For the year 2016-17, 498 fake policies were sold, which rose to 823 in 2017-18, the number further increased to 1,192 in 2018-19, finance minister Nirmala Sitharaman told the parliament in a written reply earlier this month. Most of the duplicate policies have been sold to truck and two-wheeler owners, who buy them to avoid scrutiny.

All of these are sold as renewal policies, with almost identical data that is contained in a genuine motor policy, making it difficult to differentiate from the orginal. “A genuine motor insurance policy will cost Rs 10,000, while a fake policy would cost between Rs 5,000-6,000. The vehicle owner is much aware that the fake policy certificate could only help to escape the police, but not help while claiming for damages, however many purchase them,” Sanjiv Dwivedi, head of investigation & loss mitigation team, Bajaj Allianz, said. “About 70% of vehicles in India are not insured.”

“We have filed about 93 cases with the police against fake motor insurance policies in 2018, many of which were sold in Ferozepur in UP, Tiruvananthapuram in Kerala, and Akluj in Maharashtra so far,” Dwivedi added. IRDAI said that it had received complaints directly relating to three entities — AKPCL General Insurance Company in 2016, Gone General Insurance and Marines Technology in 2019 — for fake policy sales, in the past.


Most fake policies have been linked to insuring second hand vehicles, where it is purchased for statutory compliance rather than safety.

“Finding fake policies is nothing new to the insurance sectors. Fake agents mislead customers using our brand name to sell at lower rates,” Sanjay Datta, head of underwriting, claims, reinsurance and actuary of ICICI Lombard, said.

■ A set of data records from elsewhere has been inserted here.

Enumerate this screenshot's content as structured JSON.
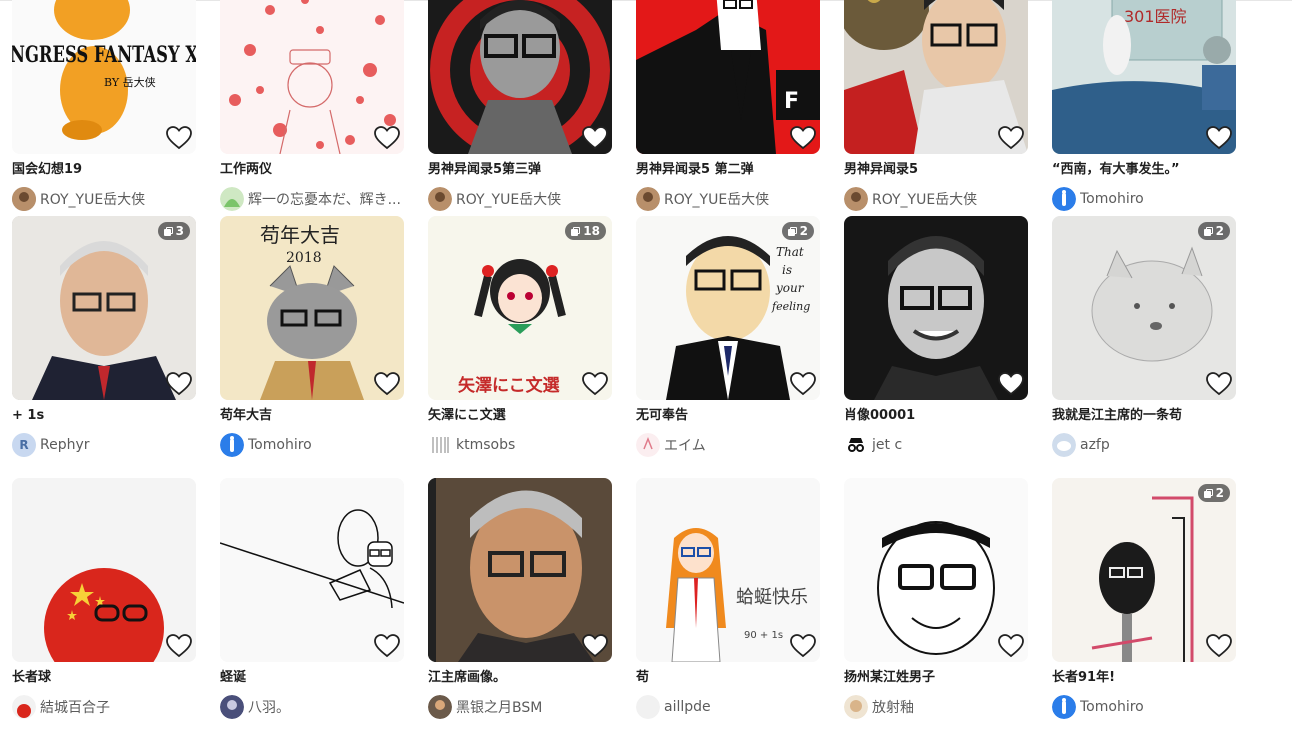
{
  "rows": [
    [
      {
        "title": "国会幻想19",
        "user": "ROY_YUE岳大侠",
        "badge": null,
        "art_text": "NGRESS FANTASY X",
        "art_sub": "BY 岳大侠"
      },
      {
        "title": "工作两仪",
        "user": "辉一の忘憂本だ、辉き...",
        "badge": null
      },
      {
        "title": "男神异闻录5第三弹",
        "user": "ROY_YUE岳大侠",
        "badge": null
      },
      {
        "title": "男神异闻录5 第二弹",
        "user": "ROY_YUE岳大侠",
        "badge": null
      },
      {
        "title": "男神异闻录5",
        "user": "ROY_YUE岳大侠",
        "badge": null
      },
      {
        "title": "“西南，有大事发生。”",
        "user": "Tomohiro",
        "badge": null,
        "art_text": "301医院"
      }
    ],
    [
      {
        "title": "+ 1s",
        "user": "Rephyr",
        "badge": "3"
      },
      {
        "title": "苟年大吉",
        "user": "Tomohiro",
        "badge": null,
        "art_text": "苟年大吉",
        "art_sub": "2018"
      },
      {
        "title": "矢澤にこ文選",
        "user": "ktmsobs",
        "badge": "18",
        "art_text": "矢澤にこ文選"
      },
      {
        "title": "无可奉告",
        "user": "エイム",
        "badge": "2",
        "art_text": "That is your feeling"
      },
      {
        "title": "肖像00001",
        "user": "jet c",
        "badge": null
      },
      {
        "title": "我就是江主席的一条苟",
        "user": "azfp",
        "badge": "2"
      }
    ],
    [
      {
        "title": "长者球",
        "user": "結城百合子",
        "badge": null
      },
      {
        "title": "蛏诞",
        "user": "八羽。",
        "badge": null
      },
      {
        "title": "江主席画像。",
        "user": "黑银之月BSM",
        "badge": null
      },
      {
        "title": "苟",
        "user": "aillpde",
        "badge": null,
        "art_text": "蛤蜓快乐"
      },
      {
        "title": "扬州某江姓男子",
        "user": "放射釉",
        "badge": null
      },
      {
        "title": "长者91年!",
        "user": "Tomohiro",
        "badge": "2"
      }
    ]
  ],
  "avatar_letters": {
    "rephyr": "R"
  },
  "colors": {
    "accent": "#2b7de9",
    "badge_bg": "#3c3c3c",
    "heart": "#ffffff"
  },
  "icons": {
    "heart": "heart-icon",
    "pages": "pages-icon"
  }
}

To combat this menace, insurers have started to fix bar codes, which when scanned will throw details of the policy. Some others afix 3D holograms and also educating the police and investigation agencies to differentiate between a original and fake policy.

“Bajaj Allianz has issued a link where the barcode on the policy paper, and help check the authenticity of the policy. We had also conducted training for around 2,580 police officers last year on checking authenticity of the motor insurance policy,” Dwivedi said.

“Besides providing barcode and QR code on the insurance document, 3D hologram stickers were recently introduced to help during police verification,” said SBI General Insurance COO Atul Deshpande.